Figure 5. Autophagy is directly linked with NO homeostasis and the effects of trehalose

A, Atg12 protein expression in control HUVECs and HUVECs transfected with nonsense (ns) or Atg12-specific siRNA and/or treated with trehalose. Representative Western blot image below. B, mean EPR signal for superoxide in control HUVECs and cells treated with siRNA and/or trehalose. C, NO production assessed with DAF-FM-DA in control HUVECs and cells treated with siRNA and/or trehalose. Representative fluorescence images below. Values are means ± SEM. *P < 0.05 vs. control.

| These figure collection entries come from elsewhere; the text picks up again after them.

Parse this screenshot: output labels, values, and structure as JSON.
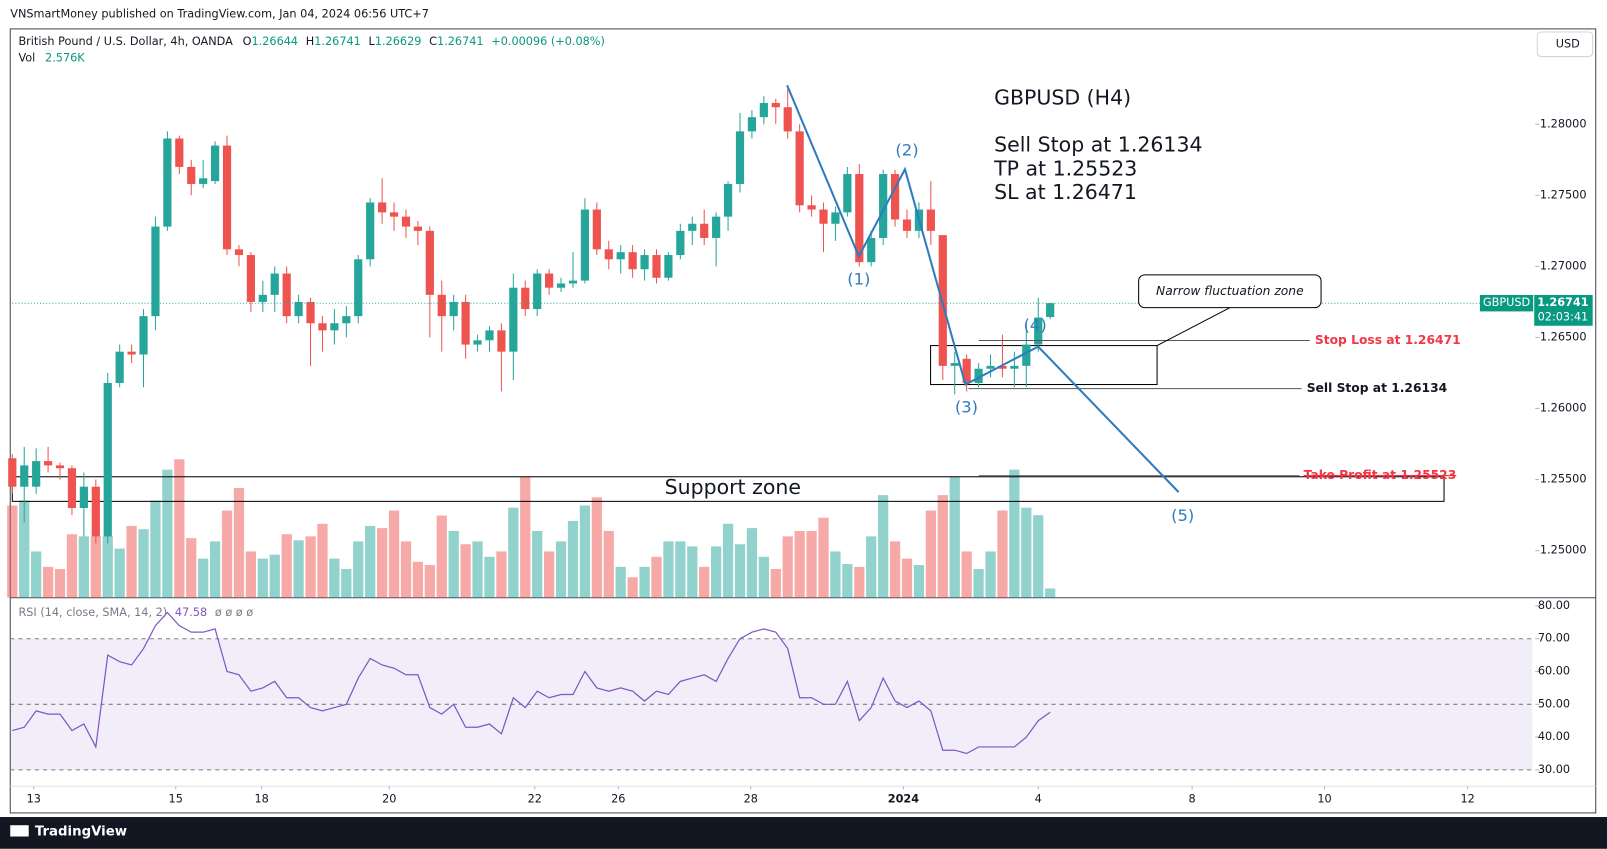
{
  "header": {
    "published": "VNSmartMoney published on TradingView.com, Jan 04, 2024 06:56 UTC+7",
    "symbol": "British Pound / U.S. Dollar, 4h, OANDA",
    "o": "O",
    "h": "H",
    "l": "L",
    "c": "C",
    "change": "+0.00096 (+0.08%)",
    "vol": "Vol",
    "vol_value": "2.576K",
    "currency": "USD",
    "ticker": "GBPUSD",
    "countdown": "02:03:41",
    "footer": "TradingView"
  },
  "annotations": {
    "title": "GBPUSD (H4)",
    "line1": "Sell Stop at 1.26134",
    "line2": "TP at 1.25523",
    "line3": "SL at 1.26471",
    "narrow": "Narrow fluctuation zone",
    "stop_loss": "Stop Loss at 1.26471",
    "sell_stop": "Sell Stop at 1.26134",
    "take_profit": "Take Profit at 1.25523",
    "support": "Support zone",
    "waves": [
      "(1)",
      "(2)",
      "(3)",
      "(4)",
      "(5)"
    ]
  },
  "chart_data": {
    "type": "candlestick",
    "open": [
      1.2565,
      1.2545,
      1.2545,
      1.2563,
      1.256,
      1.2558,
      1.253,
      1.2545,
      1.251,
      1.2618,
      1.264,
      1.2638,
      1.2665,
      1.2728,
      1.279,
      1.277,
      1.2758,
      1.276,
      1.2785,
      1.2712,
      1.2708,
      1.2675,
      1.268,
      1.2695,
      1.2665,
      1.2675,
      1.266,
      1.2655,
      1.266,
      1.2665,
      1.2705,
      1.2745,
      1.2738,
      1.2735,
      1.2728,
      1.2725,
      1.268,
      1.2665,
      1.2675,
      1.2645,
      1.2648,
      1.2655,
      1.264,
      1.2685,
      1.267,
      1.2695,
      1.2685,
      1.2688,
      1.269,
      1.274,
      1.2712,
      1.2705,
      1.271,
      1.2698,
      1.2708,
      1.2692,
      1.2708,
      1.2725,
      1.273,
      1.272,
      1.2735,
      1.2758,
      1.2795,
      1.2805,
      1.2815,
      1.2812,
      1.2795,
      1.2743,
      1.274,
      1.273,
      1.2738,
      1.2765,
      1.2703,
      1.272,
      1.2765,
      1.2733,
      1.2725,
      1.274,
      1.2722,
      1.263,
      1.2635,
      1.2618,
      1.2628,
      1.263,
      1.2628,
      1.263,
      1.2645,
      1.26644
    ],
    "high": [
      1.2568,
      1.2573,
      1.2572,
      1.2573,
      1.2562,
      1.256,
      1.2555,
      1.255,
      1.2625,
      1.2645,
      1.2645,
      1.267,
      1.2735,
      1.2795,
      1.2792,
      1.2775,
      1.2775,
      1.2788,
      1.2792,
      1.2715,
      1.271,
      1.269,
      1.27,
      1.27,
      1.268,
      1.2678,
      1.2665,
      1.267,
      1.2672,
      1.2708,
      1.2748,
      1.2762,
      1.2745,
      1.274,
      1.2732,
      1.2728,
      1.269,
      1.268,
      1.268,
      1.2652,
      1.2658,
      1.266,
      1.2695,
      1.269,
      1.2698,
      1.2698,
      1.2692,
      1.271,
      1.2748,
      1.2745,
      1.2718,
      1.2715,
      1.2715,
      1.2712,
      1.2712,
      1.271,
      1.273,
      1.2735,
      1.274,
      1.2738,
      1.276,
      1.2808,
      1.281,
      1.282,
      1.2818,
      1.2825,
      1.28,
      1.275,
      1.2745,
      1.2742,
      1.277,
      1.2772,
      1.2725,
      1.2768,
      1.2768,
      1.274,
      1.2745,
      1.276,
      1.2722,
      1.264,
      1.2638,
      1.2632,
      1.2638,
      1.2652,
      1.264,
      1.266,
      1.2678,
      1.26741
    ],
    "low": [
      1.254,
      1.252,
      1.254,
      1.2555,
      1.255,
      1.2525,
      1.251,
      1.2505,
      1.2505,
      1.2615,
      1.2632,
      1.2615,
      1.2655,
      1.2725,
      1.2765,
      1.275,
      1.2755,
      1.2758,
      1.2708,
      1.27,
      1.2668,
      1.2668,
      1.2668,
      1.266,
      1.266,
      1.263,
      1.264,
      1.2645,
      1.265,
      1.266,
      1.27,
      1.273,
      1.2725,
      1.272,
      1.2715,
      1.265,
      1.264,
      1.2655,
      1.2635,
      1.264,
      1.264,
      1.2612,
      1.262,
      1.2665,
      1.2665,
      1.268,
      1.2682,
      1.2685,
      1.2688,
      1.2708,
      1.2698,
      1.2695,
      1.2692,
      1.269,
      1.2688,
      1.269,
      1.2705,
      1.2715,
      1.2715,
      1.27,
      1.2725,
      1.2752,
      1.279,
      1.28,
      1.28,
      1.279,
      1.2738,
      1.2735,
      1.271,
      1.2718,
      1.2735,
      1.27,
      1.27,
      1.2715,
      1.2728,
      1.272,
      1.272,
      1.2715,
      1.262,
      1.261,
      1.2612,
      1.2615,
      1.2622,
      1.2622,
      1.2615,
      1.2615,
      1.264,
      1.26629
    ],
    "close": [
      1.2545,
      1.256,
      1.2563,
      1.256,
      1.2558,
      1.253,
      1.2545,
      1.251,
      1.2618,
      1.264,
      1.2638,
      1.2665,
      1.2728,
      1.279,
      1.277,
      1.2758,
      1.2762,
      1.2785,
      1.2712,
      1.2708,
      1.2675,
      1.268,
      1.2695,
      1.2665,
      1.2675,
      1.266,
      1.2655,
      1.266,
      1.2665,
      1.2705,
      1.2745,
      1.2738,
      1.2735,
      1.2728,
      1.2725,
      1.268,
      1.2665,
      1.2675,
      1.2645,
      1.2648,
      1.2655,
      1.264,
      1.2685,
      1.267,
      1.2695,
      1.2685,
      1.2688,
      1.269,
      1.274,
      1.2712,
      1.2705,
      1.271,
      1.2698,
      1.2708,
      1.2692,
      1.2708,
      1.2725,
      1.273,
      1.272,
      1.2735,
      1.2758,
      1.2795,
      1.2805,
      1.2815,
      1.2812,
      1.2795,
      1.2743,
      1.274,
      1.273,
      1.2738,
      1.2765,
      1.2703,
      1.272,
      1.2765,
      1.2733,
      1.2725,
      1.274,
      1.2725,
      1.263,
      1.2632,
      1.2618,
      1.2628,
      1.263,
      1.2628,
      1.263,
      1.2645,
      1.2664,
      1.26741
    ],
    "volume": [
      25.7,
      27.1,
      12.9,
      8.6,
      8.0,
      17.7,
      17.1,
      17.1,
      17.1,
      13.7,
      20.0,
      19.1,
      27.1,
      35.7,
      38.6,
      16.6,
      10.9,
      15.7,
      24.3,
      30.6,
      12.9,
      10.9,
      12.0,
      17.7,
      16.0,
      17.1,
      20.6,
      10.9,
      8.0,
      15.7,
      20.0,
      19.4,
      24.3,
      15.7,
      10.0,
      9.1,
      22.9,
      18.6,
      14.9,
      15.7,
      11.4,
      12.9,
      25.1,
      33.7,
      18.6,
      12.9,
      15.7,
      21.4,
      25.7,
      28.0,
      18.6,
      8.6,
      5.7,
      8.6,
      11.4,
      15.7,
      15.7,
      14.3,
      8.6,
      14.3,
      20.6,
      14.9,
      19.4,
      11.4,
      8.0,
      17.1,
      18.6,
      18.6,
      22.3,
      12.9,
      9.4,
      8.6,
      17.1,
      28.6,
      15.7,
      10.9,
      9.1,
      24.3,
      28.6,
      33.7,
      12.9,
      8.0,
      12.9,
      24.3,
      35.7,
      25.1,
      23.0,
      2.576
    ],
    "up_color": "#26a69a",
    "down_color": "#ef5350",
    "ylim": [
      1.24669,
      1.28671
    ],
    "yticks": [
      {
        "value": 1.25,
        "label": "1.25000"
      },
      {
        "value": 1.255,
        "label": "1.25500"
      },
      {
        "value": 1.26,
        "label": "1.26000"
      },
      {
        "value": 1.265,
        "label": "1.26500"
      },
      {
        "value": 1.27,
        "label": "1.27000"
      },
      {
        "value": 1.275,
        "label": "1.27500"
      },
      {
        "value": 1.28,
        "label": "1.28000"
      }
    ],
    "xticks": [
      {
        "value": 1.8,
        "label": "13"
      },
      {
        "value": 13.7,
        "label": "15"
      },
      {
        "value": 20.9,
        "label": "18"
      },
      {
        "value": 31.6,
        "label": "20"
      },
      {
        "value": 43.8,
        "label": "22"
      },
      {
        "value": 50.8,
        "label": "26"
      },
      {
        "value": 61.9,
        "label": "28"
      },
      {
        "value": 74.7,
        "label": "2024"
      },
      {
        "value": 86,
        "label": "4"
      },
      {
        "value": 98.9,
        "label": "8"
      },
      {
        "value": 110,
        "label": "10"
      },
      {
        "value": 122,
        "label": "12"
      }
    ],
    "rsi": {
      "name": "RSI (14, close, SMA, 14, 2)",
      "flags": "ø ø ø ø",
      "color": "#7e57c2",
      "values": [
        42,
        43,
        48,
        47,
        47,
        42,
        44,
        37,
        65,
        63,
        62,
        67,
        74,
        78,
        74,
        72,
        72,
        73,
        60,
        59,
        54,
        55,
        57,
        52,
        52,
        49,
        48,
        49,
        50,
        58,
        64,
        62,
        61,
        59,
        59,
        49,
        47,
        50,
        43,
        43,
        44,
        41,
        52,
        49,
        54,
        52,
        53,
        53,
        60,
        55,
        54,
        55,
        54,
        51,
        54,
        53,
        57,
        58,
        59,
        57,
        64,
        70,
        72,
        73,
        72,
        67,
        52,
        52,
        50,
        50,
        57,
        45,
        49,
        58,
        51,
        49,
        51,
        48,
        36,
        36,
        35,
        37,
        37,
        37,
        37,
        40,
        45,
        47.58
      ],
      "ylim": [
        25,
        82.2
      ],
      "yticks": [
        {
          "value": 30,
          "label": "30.00"
        },
        {
          "value": 40,
          "label": "40.00"
        },
        {
          "value": 50,
          "label": "50.00"
        },
        {
          "value": 60,
          "label": "60.00"
        },
        {
          "value": 70,
          "label": "70.00"
        },
        {
          "value": 80,
          "label": "80.00"
        }
      ],
      "band": [
        30,
        70
      ],
      "levels": [
        30,
        50,
        70
      ]
    }
  }
}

Figure 6. Autophagic flux is reduced in vascular tissue of old mice and enhanced by trehalose

Top, representative Western blot images of p62 protein in aorta from young and old control mice (YC and OC). Isolated aortas were incubated at 37°C with or without trehalose (Tre, 10 mm), and segments of aorta were snap frozen at the indicated time points. Bottom, autophagic protein degradation expressed as change in p62 levels relative to β-actin. Values are means ± SEM (n= 4 per group). *P < 0.05 vs. YC.